| FOR IMMEDIATE RELEASE |
MONDAY, JULY 27, 1992
TDD (202) 514-1888
DEPARTMENT OF JUSTICE CHARGES DAIRY EXECUTIVES
WASHINGTON, D.C. -- The Department of Justice said a federal grand jury indicted three dairy executives for antitrust violations today, charging that they participated in a milk and dairy products bid rigging conspiracy involving North Carolina public schools. They also were charged with four counts of mail fraud.
A grand jury in U.S. District Court in Greensboro, North Carolina, returned a five-count indictment against Hugh P. Bowman and Joe C. McMillan of Flav-O-Rich Inc. and Paul W. Tucker, formerly of Land-0-Sun Dairies Inc. The three were charged with conspiring to rig bids to supply milk and dairy products to designated schools in North Carolina and using the mail to further their scheme.
In 1991, Flav-O-Rich, headquartered in Louisville, Kentucky, was charged with rigging bids of milk contracts for public schools and military installations and paid a total of $5 million to settle all criminal and civil liabilities in Florida, Puerto Rico and Kings Bay Naval Base in Georgia. In 1989, Land-0-Sun, headquartered in Johnson City, Tennessee, pleaded guilty to charges of rigging bids on public school milk contracts in Florida and was fined $325,000.
Count one of today's indictment charged that from at least as early as the spring of 1982 until the end of the 1987-88 school year the three dairy executives and others conspired to submit collusive, noncompetitive and rigged bids for certain school milk and dairy products contracts in violation of Section 1 of the Sherman Act.
According to the indictment, the affected school systems included Alamance, Alexander, Buncombe, Gaston, Guilford, Iredell, Lincoln, Randolph, Rowan, Stanly, Transylvania, Watauga and Yadkin counties; the cities of Asheboro, Asheville, Burlington, Chapel Hill-Carrboro, Greensboro, Mt.
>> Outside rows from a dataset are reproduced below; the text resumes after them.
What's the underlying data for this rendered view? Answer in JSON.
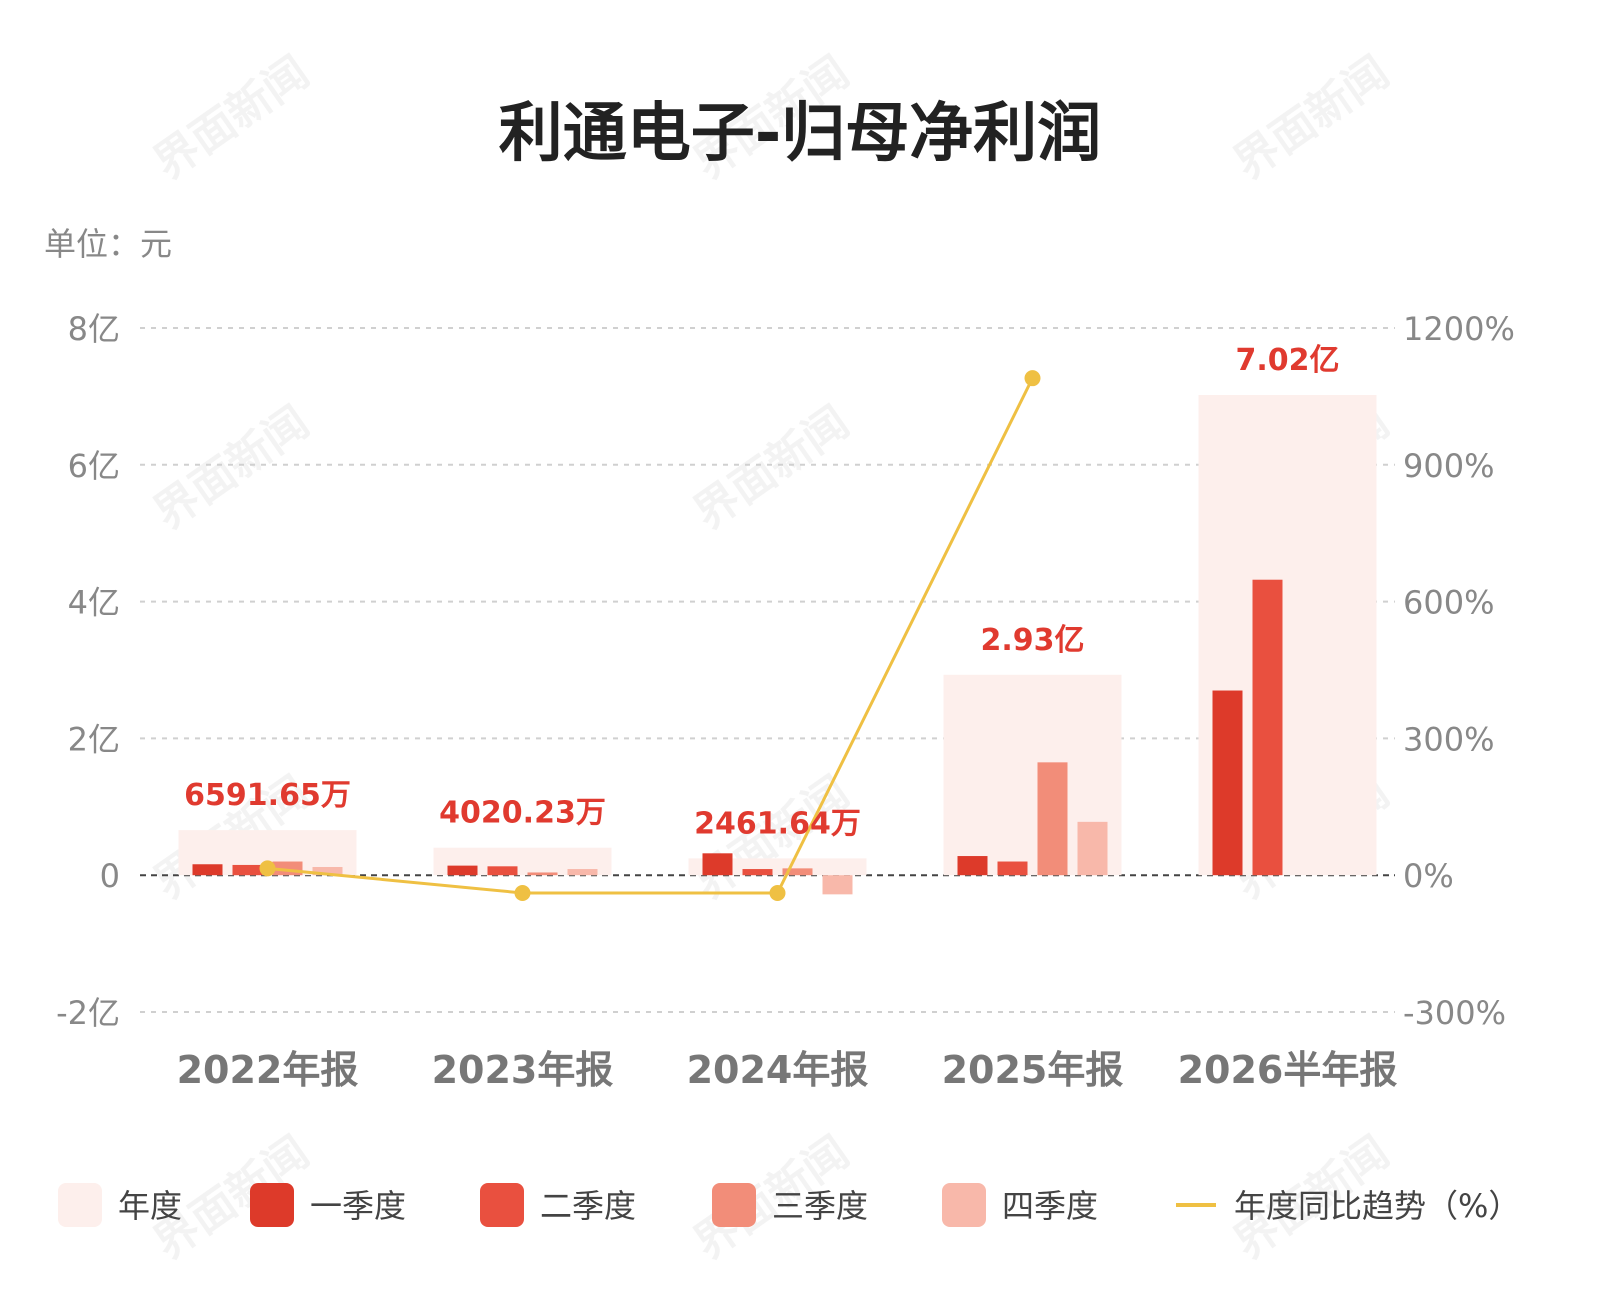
{
  "colors": {
    "annual": "#fdefec",
    "q1": "#dd3a2a",
    "q2": "#e9503f",
    "q3": "#f28d79",
    "q4": "#f8b8aa",
    "trend": "#efc043",
    "label": "#e03a2f",
    "grid": "#d0d0d0",
    "zero": "#444444"
  },
  "watermark": "界面新闻",
  "chart_data": {
    "type": "bar",
    "title": "利通电子-归母净利润",
    "unit_label": "单位：元",
    "y_left": {
      "ticks": [
        "8亿",
        "6亿",
        "4亿",
        "2亿",
        "0",
        "-2亿"
      ],
      "min": -2,
      "max": 8,
      "unit": "亿"
    },
    "y_right": {
      "ticks": [
        "1200%",
        "900%",
        "600%",
        "300%",
        "0%",
        "-300%"
      ],
      "min": -300,
      "max": 1200
    },
    "categories": [
      "2022年报",
      "2023年报",
      "2024年报",
      "2025年报",
      "2026半年报"
    ],
    "annual_labels": [
      "6591.65万",
      "4020.23万",
      "2461.64万",
      "2.93亿",
      "7.02亿"
    ],
    "series": [
      {
        "name": "年度",
        "values": [
          0.659,
          0.402,
          0.246,
          2.93,
          7.02
        ]
      },
      {
        "name": "一季度",
        "values": [
          0.16,
          0.14,
          0.32,
          0.28,
          2.7
        ]
      },
      {
        "name": "二季度",
        "values": [
          0.15,
          0.13,
          0.09,
          0.2,
          4.32
        ]
      },
      {
        "name": "三季度",
        "values": [
          0.2,
          0.04,
          0.1,
          1.65,
          null
        ]
      },
      {
        "name": "四季度",
        "values": [
          0.12,
          0.09,
          -0.28,
          0.78,
          null
        ]
      }
    ],
    "trend": {
      "name": "年度同比趋势（%）",
      "values": [
        15,
        -39,
        -39,
        1090,
        null
      ]
    },
    "legend": [
      "年度",
      "一季度",
      "二季度",
      "三季度",
      "四季度",
      "年度同比趋势（%）"
    ],
    "legend_position": "bottom",
    "grid": true
  }
}
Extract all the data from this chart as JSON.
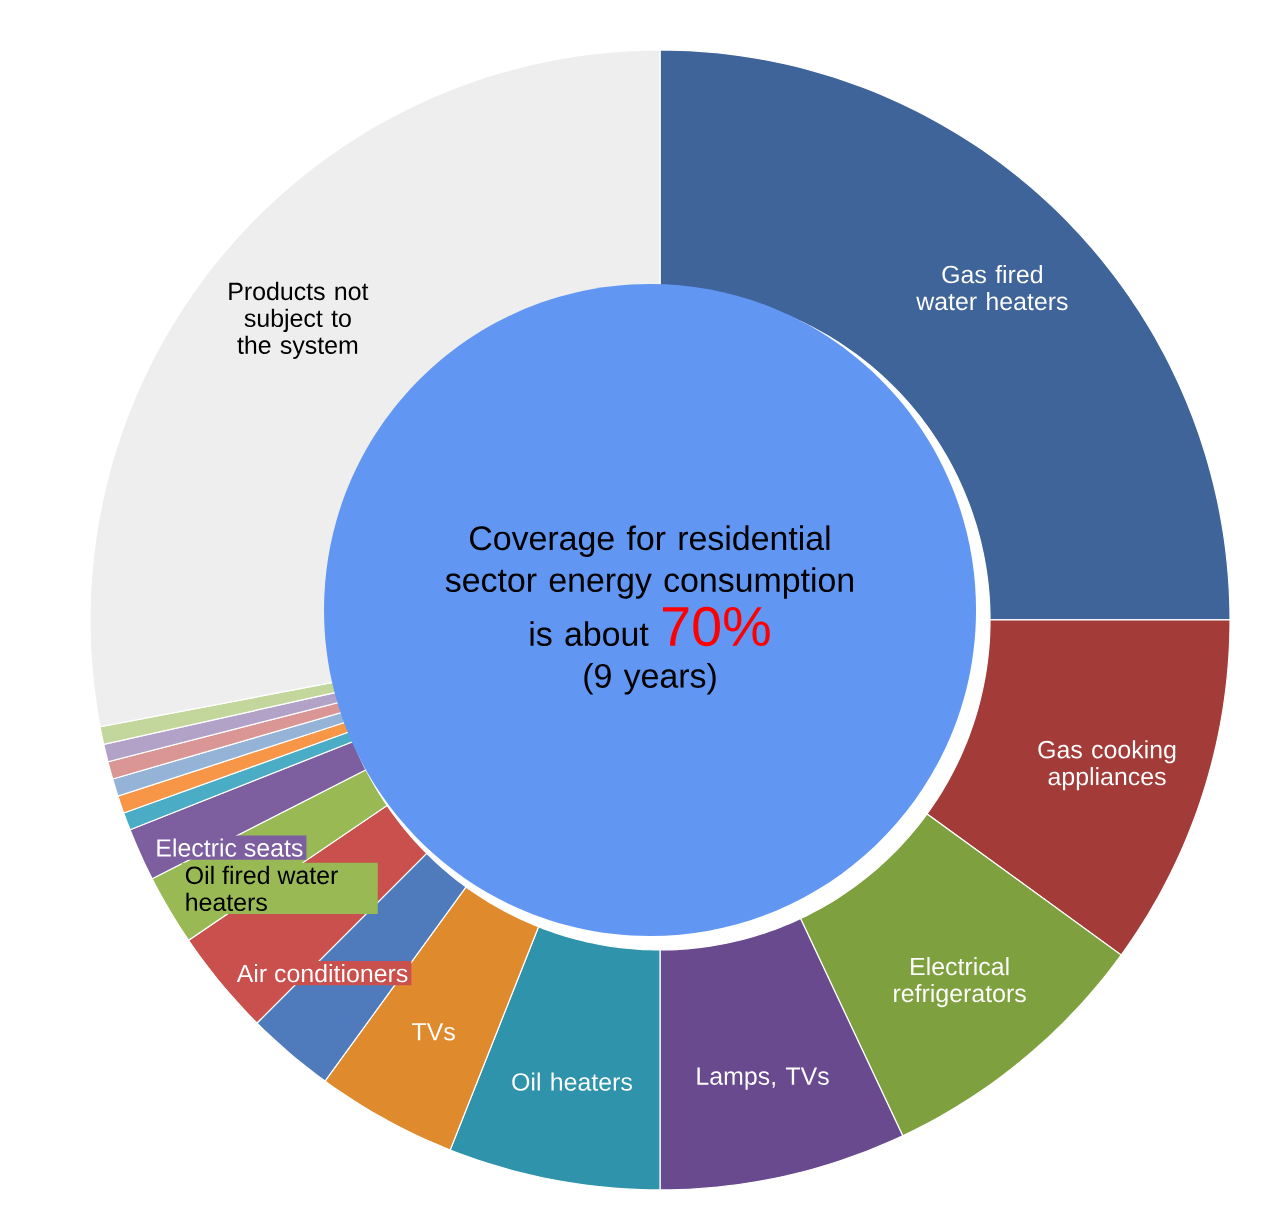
{
  "chart_data": {
    "type": "donut",
    "categories": [
      "Gas fired water heaters",
      "Gas cooking appliances",
      "Electrical refrigerators",
      "Lamps, TVs",
      "Oil heaters",
      "TVs",
      null,
      "Air conditioners",
      "Oil fired water heaters",
      "Electric seats",
      null,
      null,
      null,
      null,
      null,
      null,
      "Products not subject to the system"
    ],
    "values": [
      25,
      10,
      8,
      7,
      6,
      4,
      2.5,
      3,
      2,
      1.5,
      0.5,
      0.5,
      0.5,
      0.5,
      0.5,
      0.5,
      28
    ],
    "colors": [
      "#3f6499",
      "#a33b38",
      "#7fa03e",
      "#6a4a8f",
      "#2f93ab",
      "#e08a2e",
      "#4f7bbd",
      "#c9504c",
      "#98b954",
      "#7d5fa0",
      "#4bacc6",
      "#f79646",
      "#95b3d7",
      "#d99694",
      "#b3a2c7",
      "#c3d69b",
      "#eeeeee"
    ],
    "annotations": [
      "Coverage for residential sector energy consumption",
      "is about",
      "70%",
      "(9 years)"
    ]
  }
}
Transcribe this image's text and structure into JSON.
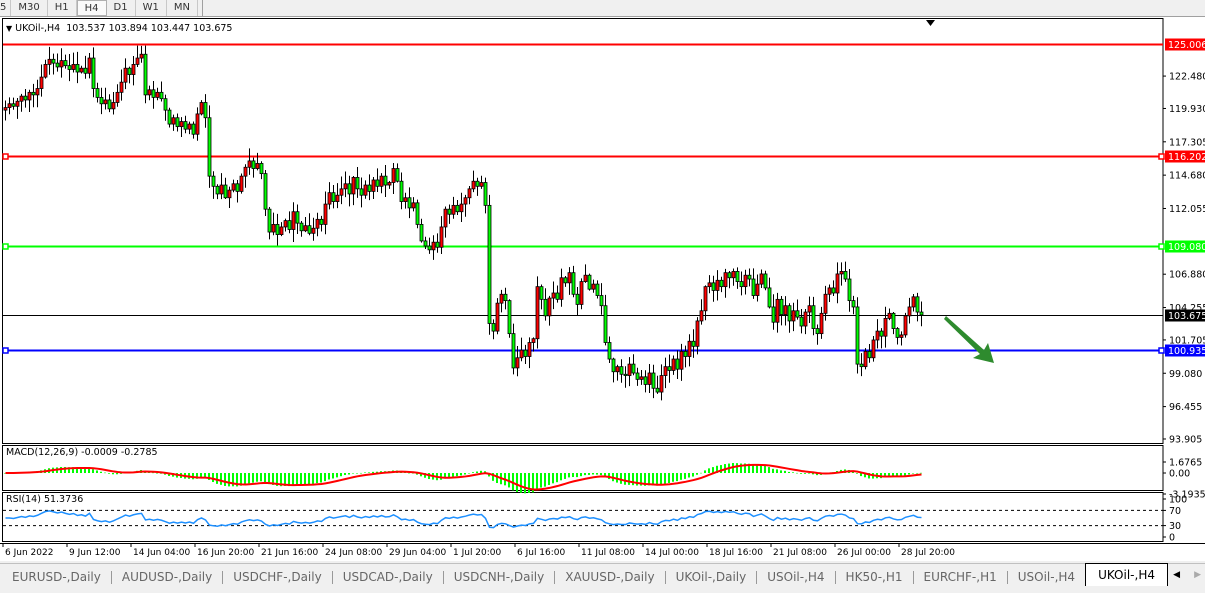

Airy, Reidsville and Thomasville; Charlotte City/Mecklenburg County; and Western Carolina University.
Counts two and three charged the defendants with mail fraud for causing the Alamance County schools to mail checks to Land-O-Sun to pay for contracts rigged as part of the conspiracy.
Counts four and five charged the defendants with mail fraud for causing the Rowan County schools to mail checks to Flav-O-Rich to pay for contracts rigged as part of the conspiracy. The indictment charged that these mailings were in furtherance of the fraudulent bid rigging scheme.
Charles A. James, Acting Assistant Attorney General in charge of the Antitrust Division, said the charges resulted from a federal grand jury investigation into collusion among suppliers of dairy products to public schools in North Carolina.
The investigation, conducted by the Antitrust Division's Litigation I section, continues in North Carolina, James said. James also noted that, to the extent permitted under federal rules, the federal investigators are coordinating their efforts with the North Carolina Attorney General's office which is conducting a separate investigation.
The maximum penalty for an individual convicted under the Sherman Act for a violation occurring prior to November 16, 1990, is three years imprisonment and a fine that is the greatest of $250,000, twice the pecuniary gain derived from the crime, or twice the pecuniary loss caused to the victims of the crime.
The maximum penalty for an individual convicted under the mail fraud statute is five years imprisonment and a fine that is the greatest of $250,000, twice the pecuniary gain derived from the crime, or twice the pecuniary loss caused to the victims of the crime.
Including today's indictment, the Antitrust Division has filed 53 criminal cases against 26 corporations and 41 individuals involving bid rigging on milk and other dairy products contracts. Cases have been brought in Florida, Georgia, North Carolina, South Carolina, Virginia, Kentucky, Illinois and Texas.
Twenty-three corporations and 28 individuals have been convicted and paid total fines of approximately $20.7 million. Total civil damages are more than $6.2 million. Thirty-two grand juries in 21 states continue to investigate the milk industry.